Em 5 de maio, a ONU informará os membros sobre um corte de 17%, que equivale a US$ 600 milhões (R$ 3,4 bilhões), em seu orçamento de US$ 3,7 bilhões (R$ 21,1 bilhões), não relatado anteriormente, com o objetivo de evitar o calote este ano. Isso incluirá um congelamento de contratações enquanto os funcionários consideram mais economias que um diplomata ocidental descreve como “transferir empregos de Nova York para Nairóbi”. No entanto, pode não ser suficiente. Uma combinação de membros inadimplentes e regras orçamentárias insanas levou a uma crise de liquidez. Agora, um memorando vazado da Casa Branca propondo que os Estados Unidos parem de pagar suas contribuições obrigatórias ameaça um colapso financeiro na cidadela da paz e segurança.

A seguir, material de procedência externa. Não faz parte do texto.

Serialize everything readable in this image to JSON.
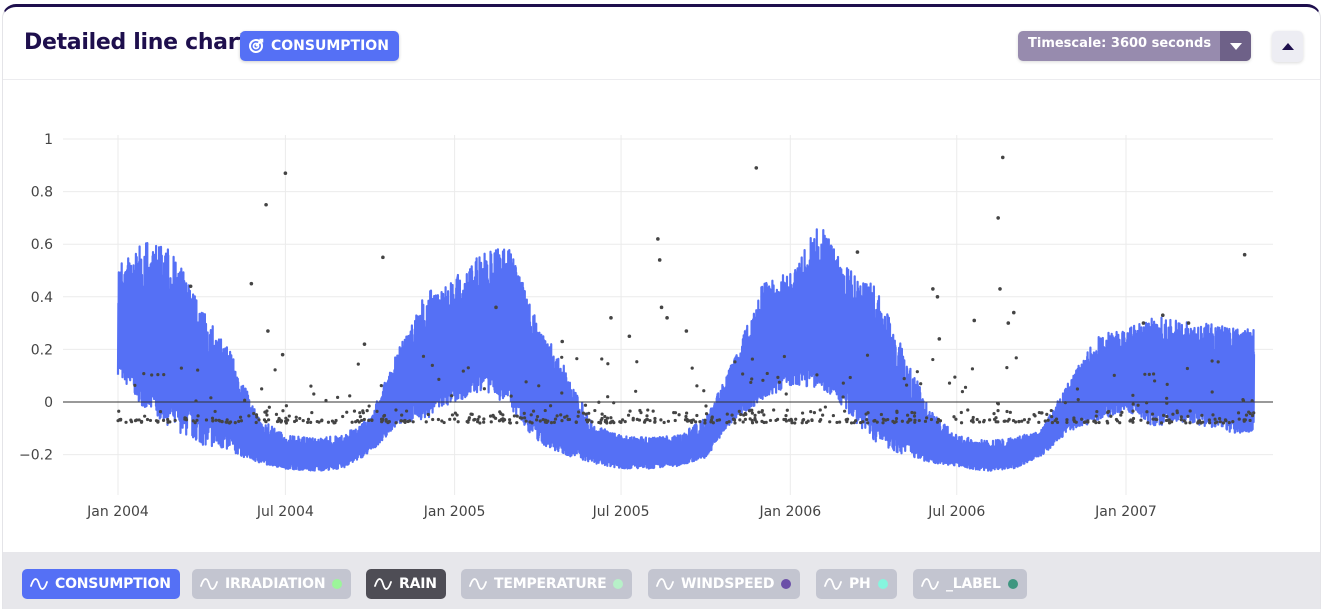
{
  "header": {
    "title": "Detailed line chart",
    "badge_label": "CONSUMPTION",
    "badge_icon": "target-icon",
    "timescale_label": "Timescale: 3600 seconds",
    "timescale_caret_icon": "caret-down-icon",
    "collapse_icon": "caret-up-icon"
  },
  "colors": {
    "title": "#1e0f4d",
    "accent": "#5570f5",
    "timescale_bg": "#978bae",
    "timescale_caret_bg": "#6e6188",
    "consumption": "#5570f5",
    "rain": "#444444",
    "chip_inactive": "#c3c5d0",
    "chip_rain": "#4e4d55"
  },
  "legend": [
    {
      "label": "CONSUMPTION",
      "state": "active",
      "dot": null,
      "bg": "#5570f5"
    },
    {
      "label": "IRRADIATION",
      "state": "inactive",
      "dot": "#9cf59a",
      "bg": "#c3c5d0"
    },
    {
      "label": "RAIN",
      "state": "active",
      "dot": null,
      "bg": "#4e4d55"
    },
    {
      "label": "TEMPERATURE",
      "state": "inactive",
      "dot": "#b7f0c8",
      "bg": "#c3c5d0"
    },
    {
      "label": "WINDSPEED",
      "state": "inactive",
      "dot": "#6b4fa8",
      "bg": "#c3c5d0"
    },
    {
      "label": "PH",
      "state": "inactive",
      "dot": "#86f5de",
      "bg": "#c3c5d0"
    },
    {
      "label": "_LABEL",
      "state": "inactive",
      "dot": "#3f9680",
      "bg": "#c3c5d0"
    }
  ],
  "chart_data": {
    "type": "line",
    "title": "Detailed line chart",
    "xlabel": "",
    "ylabel": "",
    "x_type": "date",
    "xlim": [
      "2004-01-01",
      "2007-05-20"
    ],
    "ylim": [
      -0.28,
      1.05
    ],
    "grid": true,
    "legend_position": "bottom",
    "x_ticks": [
      "Jan 2004",
      "Jul 2004",
      "Jan 2005",
      "Jul 2005",
      "Jan 2006",
      "Jul 2006",
      "Jan 2007"
    ],
    "y_ticks": [
      -0.2,
      0,
      0.2,
      0.4,
      0.6,
      0.8,
      1
    ],
    "y_tick_labels": [
      "−0.2",
      "0",
      "0.2",
      "0.4",
      "0.6",
      "0.8",
      "1"
    ],
    "series": [
      {
        "name": "CONSUMPTION",
        "mode": "lines (dense hourly, shown as monthly min/max envelope)",
        "months": [
          "2004-01",
          "2004-02",
          "2004-03",
          "2004-04",
          "2004-05",
          "2004-06",
          "2004-07",
          "2004-08",
          "2004-09",
          "2004-10",
          "2004-11",
          "2004-12",
          "2005-01",
          "2005-02",
          "2005-03",
          "2005-04",
          "2005-05",
          "2005-06",
          "2005-07",
          "2005-08",
          "2005-09",
          "2005-10",
          "2005-11",
          "2005-12",
          "2006-01",
          "2006-02",
          "2006-03",
          "2006-04",
          "2006-05",
          "2006-06",
          "2006-07",
          "2006-08",
          "2006-09",
          "2006-10",
          "2006-11",
          "2006-12",
          "2007-01",
          "2007-02",
          "2007-03",
          "2007-04",
          "2007-05"
        ],
        "max": [
          0.55,
          0.65,
          0.61,
          0.38,
          0.22,
          -0.05,
          -0.12,
          -0.13,
          -0.12,
          -0.05,
          0.22,
          0.45,
          0.5,
          0.6,
          0.63,
          0.33,
          0.15,
          -0.08,
          -0.12,
          -0.13,
          -0.12,
          -0.05,
          0.18,
          0.47,
          0.52,
          0.72,
          0.55,
          0.48,
          0.25,
          -0.02,
          -0.12,
          -0.14,
          -0.13,
          -0.1,
          0.1,
          0.27,
          0.3,
          0.35,
          0.34,
          0.32,
          0.3
        ],
        "min": [
          0.08,
          -0.07,
          -0.14,
          -0.19,
          -0.21,
          -0.24,
          -0.26,
          -0.27,
          -0.26,
          -0.2,
          -0.1,
          -0.09,
          -0.03,
          0.02,
          -0.05,
          -0.18,
          -0.22,
          -0.24,
          -0.26,
          -0.26,
          -0.25,
          -0.22,
          -0.08,
          -0.02,
          0.04,
          0.02,
          -0.06,
          -0.18,
          -0.22,
          -0.24,
          -0.25,
          -0.27,
          -0.26,
          -0.21,
          -0.12,
          -0.09,
          -0.05,
          -0.12,
          -0.1,
          -0.12,
          -0.14
        ]
      },
      {
        "name": "RAIN",
        "mode": "markers",
        "baseline_band": [
          -0.08,
          -0.03
        ],
        "notable_points": [
          {
            "x": "2004-03-20",
            "y": 0.44
          },
          {
            "x": "2004-05-25",
            "y": 0.45
          },
          {
            "x": "2004-06-10",
            "y": 0.75
          },
          {
            "x": "2004-06-12",
            "y": 0.27
          },
          {
            "x": "2004-06-28",
            "y": 0.18
          },
          {
            "x": "2004-07-01",
            "y": 0.87
          },
          {
            "x": "2004-10-15",
            "y": 0.55
          },
          {
            "x": "2004-09-25",
            "y": 0.22
          },
          {
            "x": "2005-02-15",
            "y": 0.36
          },
          {
            "x": "2005-04-28",
            "y": 0.23
          },
          {
            "x": "2005-06-20",
            "y": 0.32
          },
          {
            "x": "2005-07-10",
            "y": 0.25
          },
          {
            "x": "2005-08-10",
            "y": 0.62
          },
          {
            "x": "2005-08-12",
            "y": 0.54
          },
          {
            "x": "2005-08-14",
            "y": 0.36
          },
          {
            "x": "2005-08-20",
            "y": 0.32
          },
          {
            "x": "2005-09-10",
            "y": 0.27
          },
          {
            "x": "2005-11-25",
            "y": 0.89
          },
          {
            "x": "2006-03-15",
            "y": 0.57
          },
          {
            "x": "2006-06-05",
            "y": 0.43
          },
          {
            "x": "2006-06-10",
            "y": 0.4
          },
          {
            "x": "2006-06-12",
            "y": 0.24
          },
          {
            "x": "2006-07-20",
            "y": 0.31
          },
          {
            "x": "2006-08-15",
            "y": 0.7
          },
          {
            "x": "2006-08-20",
            "y": 0.93
          },
          {
            "x": "2006-08-17",
            "y": 0.43
          },
          {
            "x": "2006-08-26",
            "y": 0.3
          },
          {
            "x": "2006-09-01",
            "y": 0.34
          },
          {
            "x": "2007-01-20",
            "y": 0.3
          },
          {
            "x": "2007-02-10",
            "y": 0.33
          },
          {
            "x": "2007-03-10",
            "y": 0.3
          },
          {
            "x": "2007-05-10",
            "y": 0.56
          }
        ]
      }
    ]
  }
}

No ano passado, a ONU teve um déficit de caixa de US$ 200 milhões (R$ 1,1 bilhão), apesar de gastar apenas 90% de seu orçamento planejado. Este ano será muito pior. Estudos internos sugerem que o déficit de caixa no final do ano, sem cortes, provavelmente aumentará para US$ 1,1 bilhão (R$ 6,3 bilhões), deixando a ONU sem dinheiro para pagar salários e fornecedores até setembro. A maior parte do financiamento da ONU, como para órgãos que fornecem alimentos ou abrigos humanitários, é voluntária, mas as funções centrais são pagas por meio de contribuições obrigatórias, vinculadas ao tamanho das economias dos membros. Essas funções centrais incluem reuniões da Assembleia Geral, manutenção da paz e monitoramento de direitos humanos. Em uma carta vista pelo The Economist que o Sr. Guterres enviou aos membros em fevereiro, ele alertou que o orçamento de manutenção da paz para pagar as tropas pode secar até meados do ano.

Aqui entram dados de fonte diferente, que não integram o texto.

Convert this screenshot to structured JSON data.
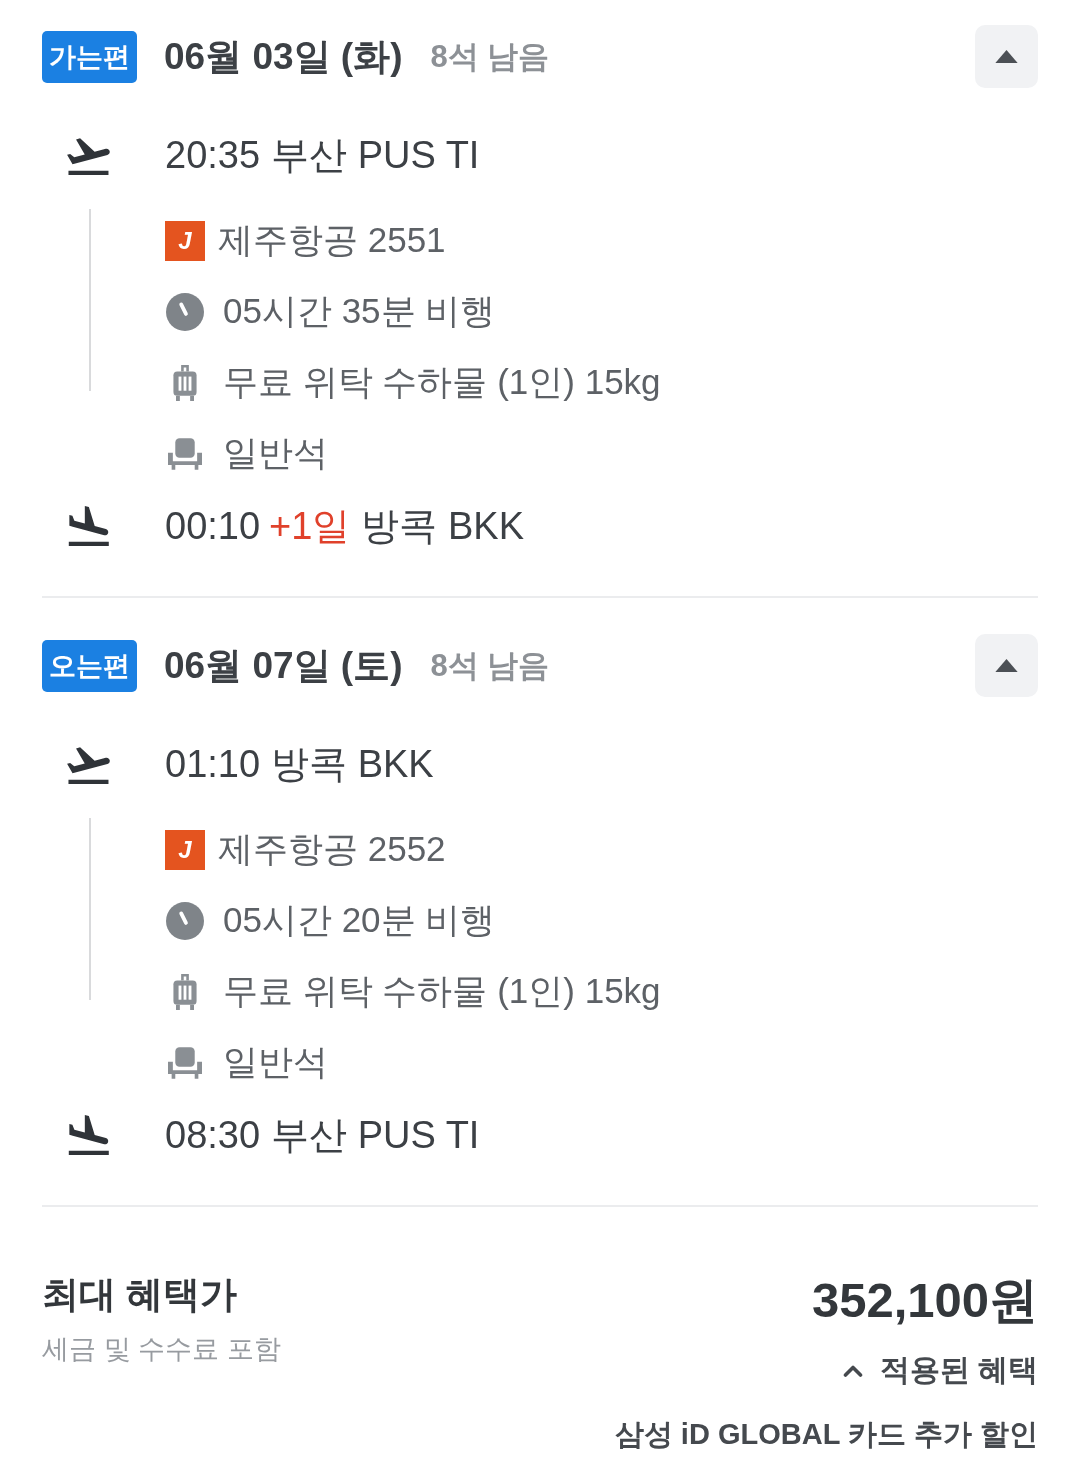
{
  "legs": [
    {
      "tag": "가는편",
      "date": "06월 03일 (화)",
      "seats_left": "8석 남음",
      "expanded": true,
      "departure": {
        "time": "20:35",
        "place": "부산 PUS TI"
      },
      "details": [
        {
          "kind": "airline",
          "logo": "J",
          "text": "제주항공 2551"
        },
        {
          "kind": "duration",
          "text": "05시간 35분 비행"
        },
        {
          "kind": "baggage",
          "text": "무료 위탁 수하물 (1인) 15kg"
        },
        {
          "kind": "seat",
          "text": "일반석"
        }
      ],
      "arrival": {
        "time": "00:10",
        "day_offset": "+1일",
        "place": "방콕 BKK"
      }
    },
    {
      "tag": "오는편",
      "date": "06월 07일 (토)",
      "seats_left": "8석 남음",
      "expanded": true,
      "departure": {
        "time": "01:10",
        "place": "방콕 BKK"
      },
      "details": [
        {
          "kind": "airline",
          "logo": "J",
          "text": "제주항공 2552"
        },
        {
          "kind": "duration",
          "text": "05시간 20분 비행"
        },
        {
          "kind": "baggage",
          "text": "무료 위탁 수하물 (1인) 15kg"
        },
        {
          "kind": "seat",
          "text": "일반석"
        }
      ],
      "arrival": {
        "time": "08:30",
        "place": "부산 PUS TI"
      }
    }
  ],
  "price": {
    "label": "최대 혜택가",
    "note": "세금 및 수수료 포함",
    "amount": "352,100원",
    "benefits_toggle": {
      "label": "적용된 혜택",
      "expanded": true
    },
    "benefits": [
      "삼성 iD GLOBAL 카드 추가 할인"
    ]
  }
}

O “problema raiz”, segundo o chefe da ONU, é que alguns membros estão pagando suas contas com atraso e outros não pagam de forma alguma. A ONU recolhe contribuições obrigatórias no ano em que pretende gastá-las. Por esse motivo, os membros devem enviar suas taxas em janeiro para que a ONU possa pagar seus funcionários e fornecedores. Mas os países estão pagando suas taxas obrigatórias cada vez mais tarde. Em 2024, cerca de 15% dos fundos do orçamento da ONU chegaram em dezembro. Depois, há os aproveitadores. Os membros deixaram de pagar US$ 760 milhões (R$ 4,3 bilhões) em contribuições obrigatórias. Os milhões não pagos eram devidos por 41 países, incluindo Estados Unidos, Argentina, México e Venezuela. Alguns podem ter pago após o término do ano.

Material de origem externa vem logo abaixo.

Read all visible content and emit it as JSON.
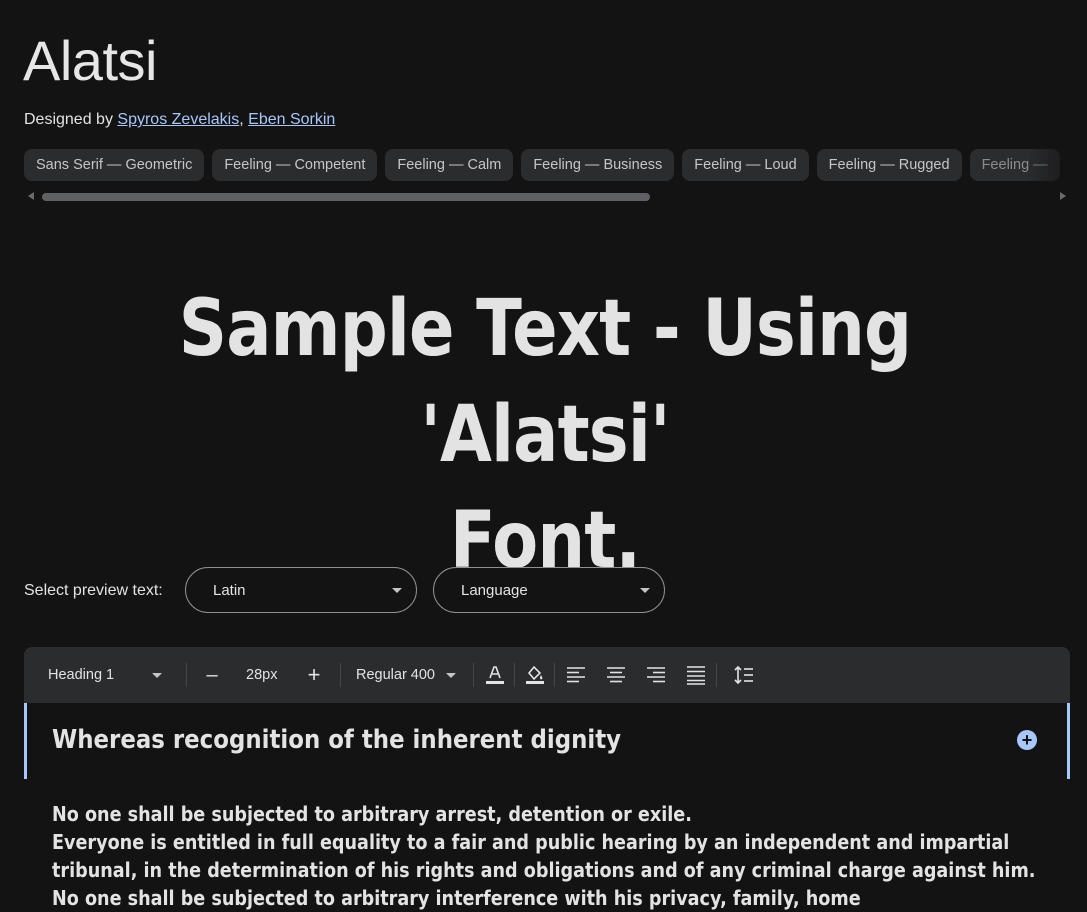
{
  "title": "Alatsi",
  "designers": {
    "prefix": "Designed by",
    "names": [
      "Spyros Zevelakis",
      "Eben Sorkin"
    ],
    "separator": ","
  },
  "tags": [
    "Sans Serif — Geometric",
    "Feeling — Competent",
    "Feeling — Calm",
    "Feeling — Business",
    "Feeling — Loud",
    "Feeling — Rugged",
    "Feeling —"
  ],
  "sample": {
    "line1": "Sample Text - Using 'Alatsi'",
    "line2": "Font."
  },
  "preview": {
    "label": "Select preview text:",
    "script_value": "Latin",
    "language_value": "Language"
  },
  "toolbar": {
    "style": "Heading 1",
    "size": "28px",
    "weight": "Regular 400",
    "decrease_label": "–",
    "increase_label": "+"
  },
  "editor": {
    "heading": "Whereas recognition of the inherent dignity",
    "paragraphs": [
      "No one shall be subjected to arbitrary arrest, detention or exile.",
      "Everyone is entitled in full equality to a fair and public hearing by an independent and impartial",
      "tribunal, in the determination of his rights and obligations and of any criminal charge against him.",
      "No one shall be subjected to arbitrary interference with his privacy, family, home"
    ]
  },
  "colors": {
    "background": "#131313",
    "surface": "#2b2c2e",
    "accent": "#a8c7fa",
    "text": "#e3e3e3"
  }
}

Este ano, apenas 49 países pagaram em dia, forçando a ONU a reduzir gastos e adiar pagamentos. As economias variam do cotidiano (os aparelhos de ar-condicionado serão ajustados para 26°C em Genebra neste verão) ao grave, como investigações mais lentas sobre atrocidades no Sudão e na Ucrânia. Cortes de gastos direcionados a programas ineficientes ou uma redução geral no orçamento exigem um voto de consenso entre os membros, mas os países pobres relutam em cortar uma organização da qual se beneficiam e que é paga principalmente pelos ricos.
A ONU não pode tomar empréstimos. Além de cortar custos, ela gerencia suas receitas erráticas recorrendo a reservas e saqueando sobras de caixa. Isso não é mais sustentável. As contribuições não pagas de 2024 são 60% maiores do que o valor que a ONU pode absorver facilmente, esgotando seu amortecedor de caixa.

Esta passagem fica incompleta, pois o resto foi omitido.